Я уловил в разуме Сетха путаницу неясных образов, из которых понял, что он может манипулировать пространственно-временным вектором, как творцы, а источник требуемой для этого титанической энергии находится глубоко у нас под ногами.
– Дорога вниз, – задыхаясь от быстрого бега, проговорила Аня, – не выведет нас отсюда.
– Дорога вверх тоже. Там слуги Сетха. Наверху десятки драконов, и уж не знаю сколько при них так называемых хозяев.
– Они погонятся за нами?
Я мрачно кивнул.
Сетх обшаривал мой разум в поисках знаний, которыми творцы наверняка располагают, а он – нет. Видимо, ему нужны были сведения о связях пространственно-временного континуума, о критической точке, наметившейся миллионы лет назад, чтобы изменить, исказить, повернуть вспять ход истории.

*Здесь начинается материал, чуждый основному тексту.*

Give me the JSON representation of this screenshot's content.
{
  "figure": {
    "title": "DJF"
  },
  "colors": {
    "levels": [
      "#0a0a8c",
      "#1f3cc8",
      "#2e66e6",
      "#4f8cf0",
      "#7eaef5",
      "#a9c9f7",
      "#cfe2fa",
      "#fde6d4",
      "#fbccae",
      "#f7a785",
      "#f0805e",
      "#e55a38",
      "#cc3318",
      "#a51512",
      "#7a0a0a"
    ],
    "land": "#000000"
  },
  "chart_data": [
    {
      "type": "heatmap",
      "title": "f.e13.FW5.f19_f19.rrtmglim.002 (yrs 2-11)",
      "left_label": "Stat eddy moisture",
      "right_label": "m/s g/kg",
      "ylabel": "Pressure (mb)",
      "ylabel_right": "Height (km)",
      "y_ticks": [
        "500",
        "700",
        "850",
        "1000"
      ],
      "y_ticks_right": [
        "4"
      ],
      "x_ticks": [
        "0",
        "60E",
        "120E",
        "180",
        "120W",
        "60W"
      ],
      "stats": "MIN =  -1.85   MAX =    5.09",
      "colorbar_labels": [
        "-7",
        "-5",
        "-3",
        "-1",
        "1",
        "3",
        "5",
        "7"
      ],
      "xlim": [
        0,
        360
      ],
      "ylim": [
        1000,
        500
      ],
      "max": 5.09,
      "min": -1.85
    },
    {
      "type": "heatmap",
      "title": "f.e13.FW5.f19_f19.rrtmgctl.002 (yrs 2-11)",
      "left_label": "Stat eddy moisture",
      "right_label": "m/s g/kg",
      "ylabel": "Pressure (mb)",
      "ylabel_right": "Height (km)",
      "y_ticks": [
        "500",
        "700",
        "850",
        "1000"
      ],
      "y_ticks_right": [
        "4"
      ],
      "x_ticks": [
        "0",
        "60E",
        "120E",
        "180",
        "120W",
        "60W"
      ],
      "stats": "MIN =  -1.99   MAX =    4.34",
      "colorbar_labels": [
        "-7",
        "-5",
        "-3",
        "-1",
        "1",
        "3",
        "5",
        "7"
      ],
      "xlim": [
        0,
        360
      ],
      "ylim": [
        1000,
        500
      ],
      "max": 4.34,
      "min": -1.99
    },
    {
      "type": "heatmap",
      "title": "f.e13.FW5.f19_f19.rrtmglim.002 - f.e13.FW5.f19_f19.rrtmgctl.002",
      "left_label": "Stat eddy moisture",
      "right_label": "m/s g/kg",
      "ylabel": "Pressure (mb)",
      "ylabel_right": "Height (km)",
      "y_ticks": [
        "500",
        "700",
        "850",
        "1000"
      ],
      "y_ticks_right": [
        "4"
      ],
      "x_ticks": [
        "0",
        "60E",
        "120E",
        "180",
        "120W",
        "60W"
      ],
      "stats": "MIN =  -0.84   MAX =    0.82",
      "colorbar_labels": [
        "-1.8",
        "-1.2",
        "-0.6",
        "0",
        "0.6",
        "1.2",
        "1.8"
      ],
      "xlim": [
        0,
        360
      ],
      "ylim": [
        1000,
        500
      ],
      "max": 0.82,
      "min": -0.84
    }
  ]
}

И вдруг я мысленно увидел его дьявольское лицо, излучавшее неистовую ярость.
"Тебе не уйти от моего гнева, жалкий примат! Тебя ждут лишь пучины мучительной боли и бездонное отчаяние!"
Аня тоже увидела его – веки ее на миг дрогнули. Затем она бросила:
– Орион, он напуган! Ты заставил его бояться нас!
"Бойтесь меня!" – прогрохотал его голос в моем мозгу.
Я промолчал. Мы мчались вперед и вниз по спиральному сумрачному туннелю, прочь от солнца и свободы. Я знал, что десятки подручных Сетха уже спешат следом, лишая нас всякой надежды вернуться на поверхность, в мир тепла и света.
Впрочем, тепла хватало и в туннеле, который крутым штопором ввинчивался в землю. Пол стал обжигающе горяч, стены раскалились докрасна – будто мы приближались к адским вратам.
До меня вдруг дошло, что я по-прежнему держу в левой руке идола, крепко сжав пальцами его глотку. Это был единственный предмет, который мог сойти за оружие, и потому я не бросал статую, несмотря на ее солидный вес. Только что идол послужил мне на славу; скоро мне наверняка придется опять пустить его в ход.
Туннель наконец окончился широкой круглой комнатой, этаким каменным лоном в утробе Земли, оплодотворенным новыми образчиками бесчеловечной техники Сетха. Здесь было светлее, чем в туннеле, хотя низкий потолок вызывал тягостное ощущение. В центре комнаты виднелось кольцевое ограждение. Подойдя к нему, мы заглянули в длинную гладкую трубу, уходившую настолько глубоко, что конец ее терялся в неразличимой дали. Из трубы исходили волны жара. Мне показалось, что оттуда доносится тяжелая рокочущая пульсация, будто биение исполинского сердца невообразимо грандиозного существа.